Der Wanderer erkundet die Gestade des Obersees. Er trifft auf das Projekt einer Marina, die sich naturschützerisch gibt, wird an das unrühmliche Ende eines stolzen Salondampfers erinnert und denkt mit Wehmut an die gerettete «Blüemlisalp» auf dem Thunersee.
Lachen lässt sich vom Zeitgeist nicht beeindrucken. Während unser grosser Nachbar von der Kernenergie Abschied nimmt, widmet sich das Ausserschwyzer Lachen der Kernerneuerung, etappenweise. Jetzt ist die «Etappe Begegnungszone» dran. – Vielleicht hätte die Kernenergie in Deutschland mit dieser Etappe bessere Chancen gehabt! Aber jetzt ist es zu spät.
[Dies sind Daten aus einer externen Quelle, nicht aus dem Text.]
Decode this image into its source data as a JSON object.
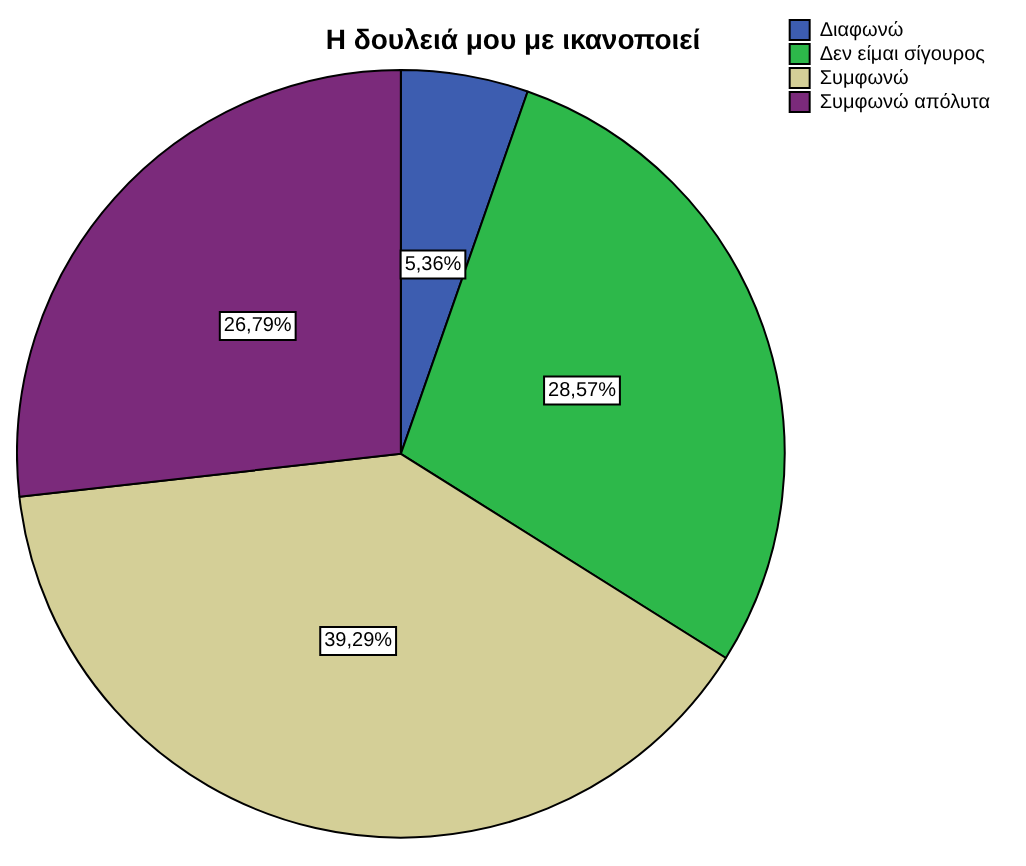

Nicht aber in Lachen: Die Vordere Bahnhofstrasse verheisst Zukunft. Und wie überall in der zivilisierten Welt beginnt Zukunft mit Baugruben. Wer vom Bahnhof kommend zur «Etappe Begegnungszone» vorstossen möchte, sucht sich balancierend seinen Weg zwischen mächtigen Baumaschinen und Zukunftsgruben zum See, vorbei an schönen Bürgerhäusern und an der katholischen Pfarreikirche zum Heiligen Kreuz.
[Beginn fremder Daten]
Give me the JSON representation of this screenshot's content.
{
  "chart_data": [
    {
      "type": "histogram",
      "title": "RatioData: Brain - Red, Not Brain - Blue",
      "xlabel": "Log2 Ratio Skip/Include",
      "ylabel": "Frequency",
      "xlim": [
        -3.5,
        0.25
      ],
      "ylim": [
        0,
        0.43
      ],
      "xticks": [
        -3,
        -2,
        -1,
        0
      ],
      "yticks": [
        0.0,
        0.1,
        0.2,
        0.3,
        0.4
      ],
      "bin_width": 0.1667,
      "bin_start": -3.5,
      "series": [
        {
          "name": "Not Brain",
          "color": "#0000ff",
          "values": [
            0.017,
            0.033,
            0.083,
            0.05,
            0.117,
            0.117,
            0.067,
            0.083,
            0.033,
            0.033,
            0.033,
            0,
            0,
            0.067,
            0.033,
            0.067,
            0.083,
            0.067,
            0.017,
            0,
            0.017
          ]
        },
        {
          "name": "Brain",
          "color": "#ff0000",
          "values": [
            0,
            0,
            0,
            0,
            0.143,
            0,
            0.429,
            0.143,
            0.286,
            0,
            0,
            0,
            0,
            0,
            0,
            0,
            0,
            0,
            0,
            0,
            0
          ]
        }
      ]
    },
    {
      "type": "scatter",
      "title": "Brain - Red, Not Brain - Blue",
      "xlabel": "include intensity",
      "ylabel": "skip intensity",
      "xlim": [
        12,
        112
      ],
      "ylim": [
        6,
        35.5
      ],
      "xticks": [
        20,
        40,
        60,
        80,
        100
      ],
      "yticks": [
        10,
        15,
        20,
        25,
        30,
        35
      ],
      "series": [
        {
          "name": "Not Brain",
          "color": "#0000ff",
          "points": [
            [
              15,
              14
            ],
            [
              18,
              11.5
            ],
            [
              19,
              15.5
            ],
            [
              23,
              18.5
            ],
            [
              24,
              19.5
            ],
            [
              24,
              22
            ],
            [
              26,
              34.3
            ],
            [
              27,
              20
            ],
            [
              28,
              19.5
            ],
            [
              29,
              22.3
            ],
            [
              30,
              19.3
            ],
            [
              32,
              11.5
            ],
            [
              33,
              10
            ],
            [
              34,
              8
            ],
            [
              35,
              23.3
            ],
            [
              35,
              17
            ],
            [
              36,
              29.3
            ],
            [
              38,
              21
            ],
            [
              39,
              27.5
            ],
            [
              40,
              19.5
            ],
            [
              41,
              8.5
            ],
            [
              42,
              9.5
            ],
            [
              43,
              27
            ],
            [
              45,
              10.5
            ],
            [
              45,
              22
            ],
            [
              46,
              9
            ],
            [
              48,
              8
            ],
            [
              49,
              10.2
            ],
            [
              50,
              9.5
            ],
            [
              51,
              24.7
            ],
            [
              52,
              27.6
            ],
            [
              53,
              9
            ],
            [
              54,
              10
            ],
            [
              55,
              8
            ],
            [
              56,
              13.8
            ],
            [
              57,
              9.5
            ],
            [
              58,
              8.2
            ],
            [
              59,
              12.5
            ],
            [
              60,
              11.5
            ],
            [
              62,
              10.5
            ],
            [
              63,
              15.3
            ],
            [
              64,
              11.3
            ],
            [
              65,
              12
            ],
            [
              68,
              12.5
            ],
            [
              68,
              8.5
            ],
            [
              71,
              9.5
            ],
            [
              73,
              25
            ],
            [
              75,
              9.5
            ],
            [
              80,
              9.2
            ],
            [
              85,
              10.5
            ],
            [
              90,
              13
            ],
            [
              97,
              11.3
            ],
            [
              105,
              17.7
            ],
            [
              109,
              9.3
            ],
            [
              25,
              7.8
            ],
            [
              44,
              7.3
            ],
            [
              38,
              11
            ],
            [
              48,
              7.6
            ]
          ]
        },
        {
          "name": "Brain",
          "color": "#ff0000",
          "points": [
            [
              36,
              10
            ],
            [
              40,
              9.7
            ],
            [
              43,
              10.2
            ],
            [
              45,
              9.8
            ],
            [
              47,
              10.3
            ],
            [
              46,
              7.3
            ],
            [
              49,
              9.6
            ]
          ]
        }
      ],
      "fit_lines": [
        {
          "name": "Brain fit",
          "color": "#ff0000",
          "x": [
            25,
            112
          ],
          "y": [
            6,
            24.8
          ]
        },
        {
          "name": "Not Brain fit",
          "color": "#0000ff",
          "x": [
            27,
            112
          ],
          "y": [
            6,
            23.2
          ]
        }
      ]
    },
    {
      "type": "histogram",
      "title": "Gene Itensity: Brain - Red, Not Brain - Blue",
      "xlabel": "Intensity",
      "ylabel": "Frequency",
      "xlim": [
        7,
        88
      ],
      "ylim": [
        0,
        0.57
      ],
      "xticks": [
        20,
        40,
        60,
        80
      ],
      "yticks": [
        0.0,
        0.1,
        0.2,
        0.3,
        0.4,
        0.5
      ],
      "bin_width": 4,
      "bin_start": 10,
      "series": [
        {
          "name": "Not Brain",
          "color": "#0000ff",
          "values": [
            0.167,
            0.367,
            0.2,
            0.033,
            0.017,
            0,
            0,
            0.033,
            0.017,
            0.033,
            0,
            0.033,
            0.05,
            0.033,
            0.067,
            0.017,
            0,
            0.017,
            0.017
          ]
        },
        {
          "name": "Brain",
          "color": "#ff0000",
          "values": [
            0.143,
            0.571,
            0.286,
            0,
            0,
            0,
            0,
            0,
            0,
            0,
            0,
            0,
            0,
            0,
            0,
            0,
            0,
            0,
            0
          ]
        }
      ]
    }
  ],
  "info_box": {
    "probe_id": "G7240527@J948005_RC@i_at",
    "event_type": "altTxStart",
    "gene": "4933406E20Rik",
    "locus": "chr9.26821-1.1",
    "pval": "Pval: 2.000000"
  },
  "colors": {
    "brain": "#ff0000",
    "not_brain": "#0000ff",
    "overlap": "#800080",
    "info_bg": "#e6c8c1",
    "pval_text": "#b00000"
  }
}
Auf der Fahrt von Zürich ins Bündnerland sind die zwei markanten Türme der an Süddeutschland erinnernden Barockkirche von Lachen nicht zu übersehen. Einst werden sie wohl den ehemaligen Versammlungsort der Landsgemeinde March visuell dominiert haben, doch unterdessen hat die kaum kontrollierte, dem «Wirtschaftswunder Schwyz» geschuldete Bautätigkeit mit Hochhäusern und Industriebauten das optische Bild des einstigen Marktfleckens lädiert.
Ein Bauerndorf war Lachen nie. Davon zeugt nur schon die Tatsache, dass Lachen im Vergleich zu den Nachbargemeinden flächenmässig ein Winzling ist. Seine Landfläche umfasst nur gerade 2,3 km2. Für Landwirtschaft gibt es schlicht zu wenig Platz. Ähnlich waren die Verhältnisse in Rapperswil, Lachens Nachbarstadt im Kanton St. Gallen schräg über den Obersee. Dessen Stadtgebiet, umschlossen von der zehnmal grösseren Gemeinde Jona, beträgt nur gerade 1,7 km2, so dass die im Jahre 2007 vollzogene Fusion mit Jona wohl unausweichlich war.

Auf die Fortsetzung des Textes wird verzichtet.